Unlucky in love, lucky in rescue
Among the year’s other weird rescues was a swan that was helped down from the roof of a building in Glasgow. Wildlife officers believe the bird ended up there after looking for love in the wrong place.
Scottish SPCA animal rescue officer Amy Stirton attended the Easterhouse Sports Centre after a call had monitored a male swan a day earlier to see if he would fly off on his own accord.
Amy said: “The swan had made himself at home in the guttering and was harder to spot but thankfully, an eagle-eyed member of the public had seen him and called our helpline.
“We suspect he made a move on the wrong female and was chased on to the roof by her partner.
“I had to contact the local fire service to assist me as I had no way of accessing the roof as the leisure centre was closed due to lockdown restrictions.

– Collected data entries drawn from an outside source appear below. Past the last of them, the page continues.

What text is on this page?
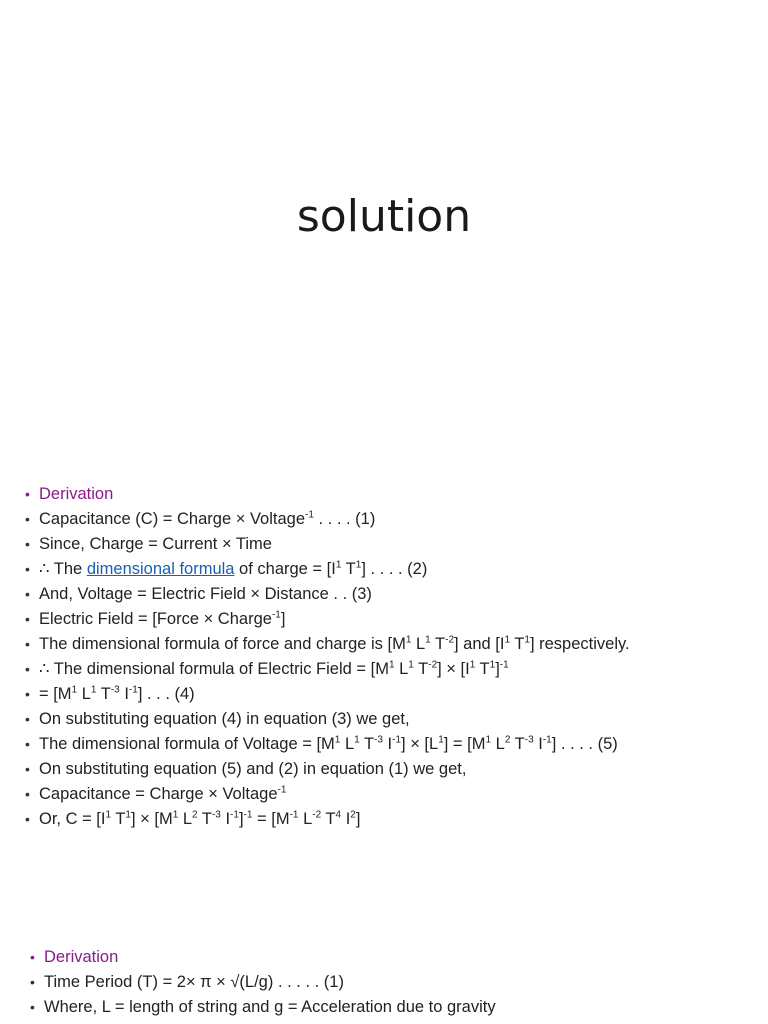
solution
• Derivation
• Capacitance (C) = Charge × Voltage$^{-1}$ . . . . (1)
• Since, Charge = Current × Time
• ∴ The dimensional formula of charge = [$I^1$ $T^1$] . . . . (2)
• And, Voltage = Electric Field × Distance . . (3)
• Electric Field = [Force × Charge$^{-1}$]
• The dimensional formula of force and charge is [$M^1$ $L^1$ $T^{-2}$] and [$I^1$ $T^1$] respectively.
• ∴ The dimensional formula of Electric Field = [$M^1$ $L^1$ $T^{-2}] \times [I^1$ $T^1]^{-1}$
• = [$M^1$ $L^1$ $T^{-3}$ $I^{-1}$] . . . (4)
• On substituting equation (4) in equation (3) we get,
• The dimensional formula of Voltage = [$M^1$ $L^1$ $T^{-3}$ $I^{-1}] \times [L^1] = [M^1$ $L^2$ $T^{-3}$ $I^{-1}$] . . . . (5)
• On substituting equation (5) and (2) in equation (1) we get,
• Capacitance = Charge × Voltage$^{-1}$
• Or, $C = [I^1$ $T^1] \times [M^1$ $L^2$ $T^{-3}$ $I^{-1}]^{-1} = [M^{-1}$ $L^{-2}$ $T^4$ $I^2$]
• Derivation
• Time Period (T) = 2× π × √(L/g) . . . . . (1)
• Where, L = length of string and g = Acceleration due to gravity
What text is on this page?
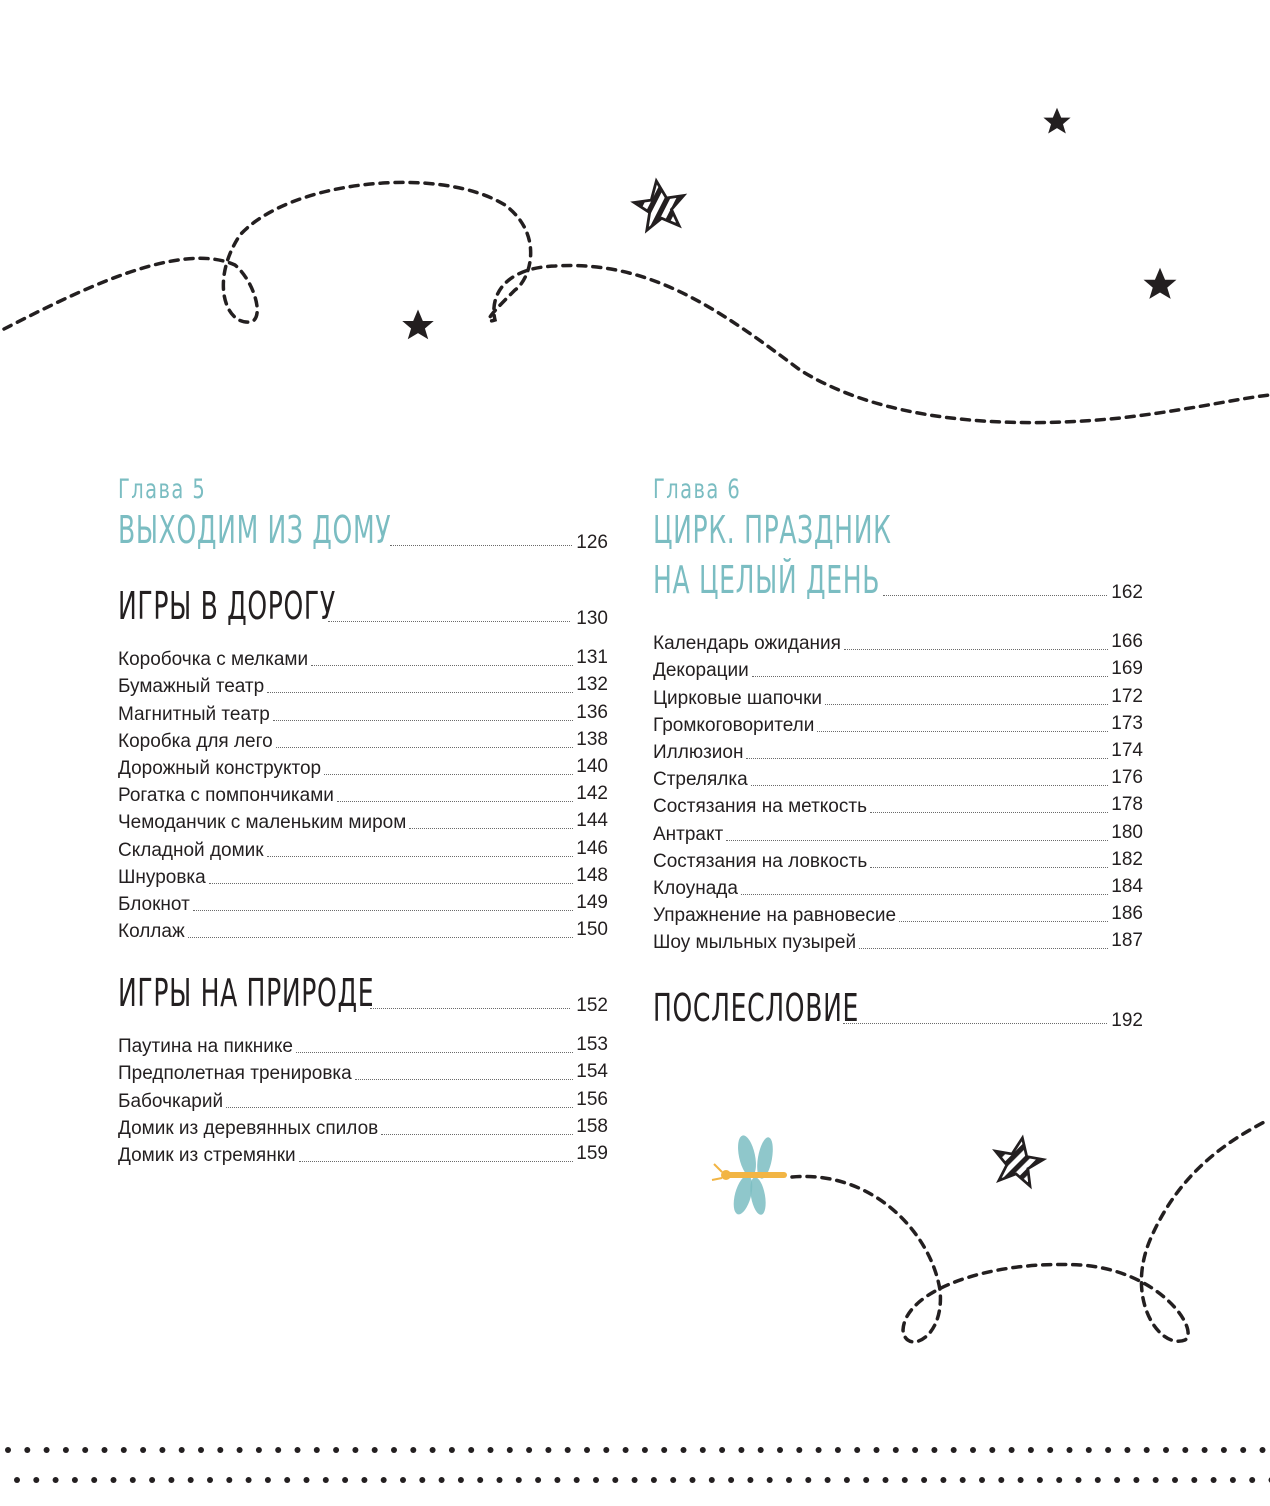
Глава 5
ВЫХОДИМ ИЗ ДОМУ	126
ИГРЫ В ДОРОГУ	130
Коробочка с мелками	131
Бумажный театр	132
Магнитный театр	136
Коробка для лего	138
Дорожный конструктор	140
Рогатка с помпончиками	142
Чемоданчик с маленьким миром	144
Складной домик	146
Шнуровка	148
Блокнот	149
Коллаж	150
ИГРЫ НА ПРИРОДЕ	152
Паутина на пикнике	153
Предполетная тренировка	154
Бабочкарий	156
Домик из деревянных спилов	158
Домик из стремянки	159
Глава 6
ЦИРК. ПРАЗДНИК
НА ЦЕЛЫЙ ДЕНЬ	162
Календарь ожидания	166
Декорации	169
Цирковые шапочки	172
Громкоговорители	173
Иллюзион	174
Стрелялка	176
Состязания на меткость	178
Антракт	180
Состязания на ловкость	182
Клоунада	184
Упражнение на равновесие	186
Шоу мыльных пузырей	187
ПОСЛЕСЛОВИЕ	192
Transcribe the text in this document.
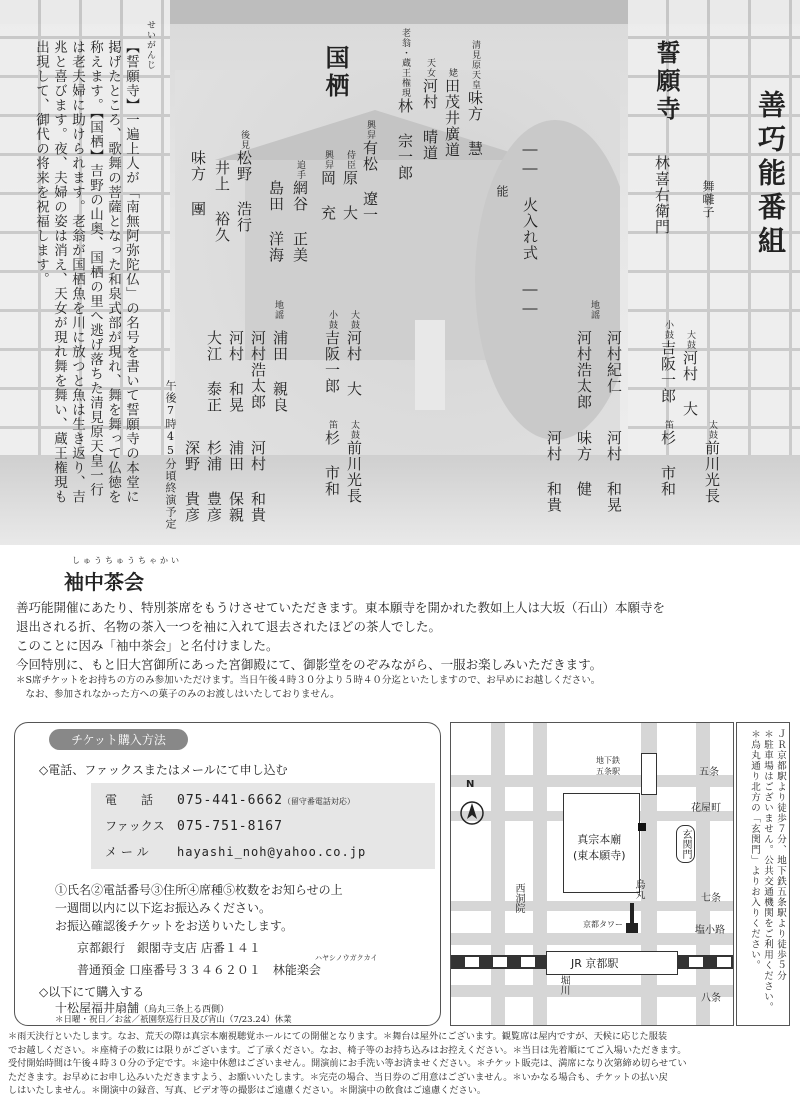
善巧能番組
舞囃子
誓願寺
林喜右衛門
大鼓河村 大
太鼓前川光長
小鼓吉阪一郎
笛杉 市和
地謡
河村紀仁
河村浩太郎
河村 和晃
味方 健
河村 和貴
能 ―― 火入れ式 ――
清見原天皇味方 慧
姥田茂井廣道
天女河村 晴道
老翁・蔵王権現林 宗一郎
国栖
侍臣原 大
興舁有松 遼一
興舁岡 充
追手網谷 正美
島田 洋海
後見松野 浩行
井上 裕久
味方 團
大鼓河村 大
小鼓吉阪一郎
太鼓前川光長
笛杉 市和
地謡
浦田 親良
河村浩太郎
河村 和晃
大江 泰正
河村 和貴
浦田 保親
杉浦 豊彦
深野 貴彦
午後7時45分頃終演予定
せいがんじ
【誓願寺】一遍上人が「南無阿弥陀仏」の名号を書いて誓願寺の本堂に掲げたところ、歌舞の菩薩となった和泉式部が現れ、舞を舞って仏徳を称えます。【国栖】吉野の山奥、国栖の里へ逃げ落ちた清見原天皇一行は老夫婦に助けられます。老翁が国栖魚を川に放つと魚は生き返り、吉兆と喜びます。夜、夫婦の姿は消え、天女が現れ舞を舞い、蔵王権現も出現して、御代の将来を祝福します。
しゅうちゅうちゃかい
袖中茶会

善巧能開催にあたり、特別茶席をもうけさせていただきます。東本願寺を開かれた教如上人は大坂（石山）本願寺を

退出される折、名物の茶入一つを袖に入れて退去されたほどの茶人でした。

このことに因み「袖中茶会」と名付けました。

今回特別に、もと旧大宮御所にあった宮御殿にて、御影堂をのぞみながら、一服お楽しみいただきます。

＊S席チケットをお持ちの方のみ参加いただけます。当日午後４時３０分より５時４０分迄といたしますので、お早めにお越しください。

　なお、参加されなかった方への菓子のみのお渡しはいたしておりません。

チケット購入方法
◇電話、ファックスまたはメールにて申し込む
電　　話 075-441-6662（留守番電話対応）
ファックス 075-751-8167
メ ー ル hayashi_noh@yahoo.co.jp
①氏名②電話番号③住所④席種⑤枚数をお知らせの上
一週間以内に以下迄お振込みください。
お振込確認後チケットをお送りいたします。
京都銀行　銀閣寺支店 店番１４１
ハヤシノウガクカイ
普通預金 口座番号３３４６２０１　林能楽会
◇以下にて購入する
十松屋福井扇舗（烏丸三条上る西側）
＊日曜・祝日／お盆／祇園祭巡行日及び宵山（7/23.24）休業
JR 京都駅
真宗本廟
(東本願寺)
地下鉄
五条駅
玄関門
五条
花屋町
七条
塩小路
八条
西洞院	烏丸
堀川
京都タワー
N	ＪＲ京都駅より徒歩７分、地下鉄五条駅より徒歩５分
＊駐車場はございません。公共交通機関をご利用ください。
＊烏丸通り北方の「玄関門」よりお入りください。

＊雨天決行といたします。なお、荒天の際は真宗本廟視聴覚ホールにての開催となります。＊舞台は屋外にございます。観覧席は屋内ですが、天候に応じた服装

でお越しください。＊座椅子の数には限りがございます。ご了承ください。なお、椅子等のお持ち込みはお控えください。＊当日は先着順にてご入場いただきます。

受付開始時間は午後４時３０分の予定です。＊途中休憩はございません。開演前にお手洗い等お済ませください。＊チケット販売は、満席になり次第締め切らせてい

ただきます。お早めにお申し込みいただきますよう、お願いいたします。＊完売の場合、当日券のご用意はございません。＊いかなる場合も、チケットの払い戻

しはいたしません。＊開演中の録音、写真、ビデオ等の撮影はご遠慮ください。＊開演中の飲食はご遠慮ください。
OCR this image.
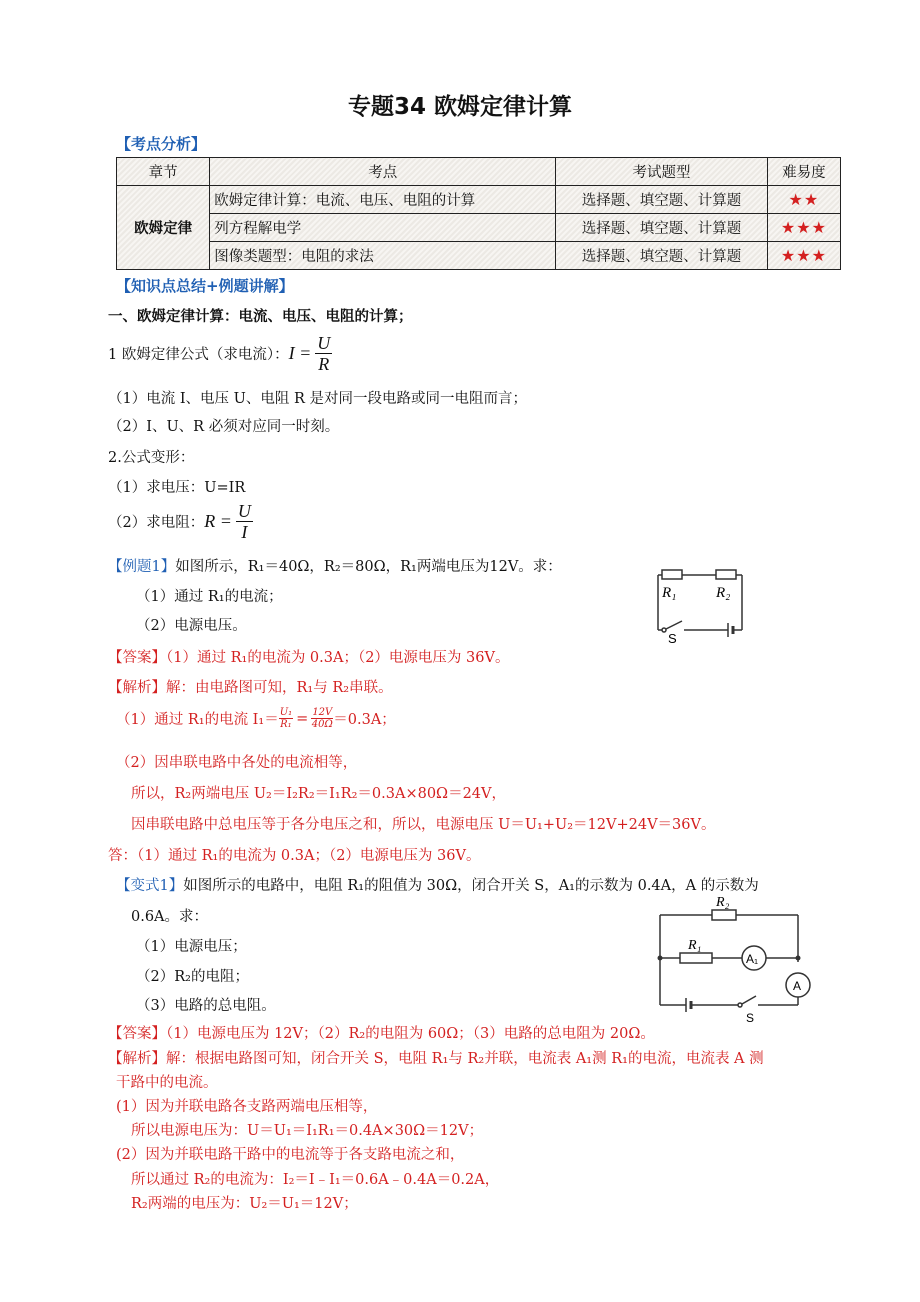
专题34 欧姆定律计算
【考点分析】
章节	考点	考试题型	难易度
欧姆定律	欧姆定律计算：电流、电压、电阻的计算	选择题、填空题、计算题	★★
	列方程解电学	选择题、填空题、计算题	★★★
	图像类题型：电阻的求法	选择题、填空题、计算题	★★★
【知识点总结+例题讲解】
一、欧姆定律计算：电流、电压、电阻的计算；
1 欧姆定律公式（求电流）： $I = \frac{U}{R}$
（1）电流 I、电压 U、电阻 R 是对同一段电路或同一电阻而言；
（2）I、U、R 必须对应同一时刻。
2.公式变形：
（1）求电压：U=IR
（2）求电阻： $R = \frac{U}{I}$
【例题1】如图所示，R₁＝40Ω，R₂＝80Ω，R₁两端电压为12V。求：
（1）通过 R₁的电流；
（2）电源电压。
R₁	R₂
S
【答案】（1）通过 R₁的电流为 0.3A；（2）电源电压为 36V。
【解析】解：由电路图可知，R₁与 R₂串联。
（1）通过 R₁的电流 $I_1= \frac{\text{U₁}}{\text{R₁}} = \frac{12V}{40\Omega} =0.3A$；
（2）因串联电路中各处的电流相等，
所以，R₂两端电压 U₂＝I₂R₂＝I₁R₂＝0.3A×80Ω＝24V，
因串联电路中总电压等于各分电压之和，所以，电源电压 U＝U₁+U₂＝12V+24V＝36V。
答：（1）通过 R₁的电流为 0.3A；（2）电源电压为 36V。
【变式1】如图所示的电路中，电阻 R₁的阻值为 30Ω，闭合开关 S，A₁的示数为 0.4A，A 的示数为
0.6A。求：
（1）电源电压；
（2）R₂的电阻；
（3）电路的总电阻。
R₂
R₁
A₁
A
S
【答案】（1）电源电压为 12V；（2）R₂的电阻为 60Ω；（3）电路的总电阻为 20Ω。
【解析】解：根据电路图可知，闭合开关 S，电阻 R₁与 R₂并联，电流表 A₁测 R₁的电流，电流表 A 测
干路中的电流。
(1）因为并联电路各支路两端电压相等，
所以电源电压为：U＝U₁＝I₁R₁＝0.4A×30Ω＝12V；
(2）因为并联电路干路中的电流等于各支路电流之和，
所以通过 R₂的电流为：I₂＝I﹣I₁＝0.6A﹣0.4A＝0.2A，
R₂两端的电压为：U₂＝U₁＝12V；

“The swan wasn’t best pleased about being rescued as he seemed to have a nice wee set up with two feet of water running round the whole building like a moat.”
Once down from the roof, the swan was safely released back on Hogganfield pond.
Wrestling with a pine marten
In November, animal rescue officer Stuart Louch was called out to the rare rescue of a pine marten.
The animal had its foot trapped in a bird feeder in a garden in Doune, Perthshire, where it regularly came to feed.
Stuart said: “The pine marten had potentially been stuck since the previous night so was desperate to get free from the bird feeder.
“He was very wriggly so it was quite a tricky task to remove him safely.
“Once I’d freed him he latched himself on to my glove so we had a small wrestle!
“I was then able to release him nearby to the delight of the caller who enjoys watching the pine marten in their garden.”
Monty’s miraculous escape
The Conon Bridge canine was trapped underground for four days before his owner and a group of friends managed to get him free.
They used 20 tonne hydraulic jacks to prise apart a rock and then dug six feet underground to reach Monty and pull him to safety.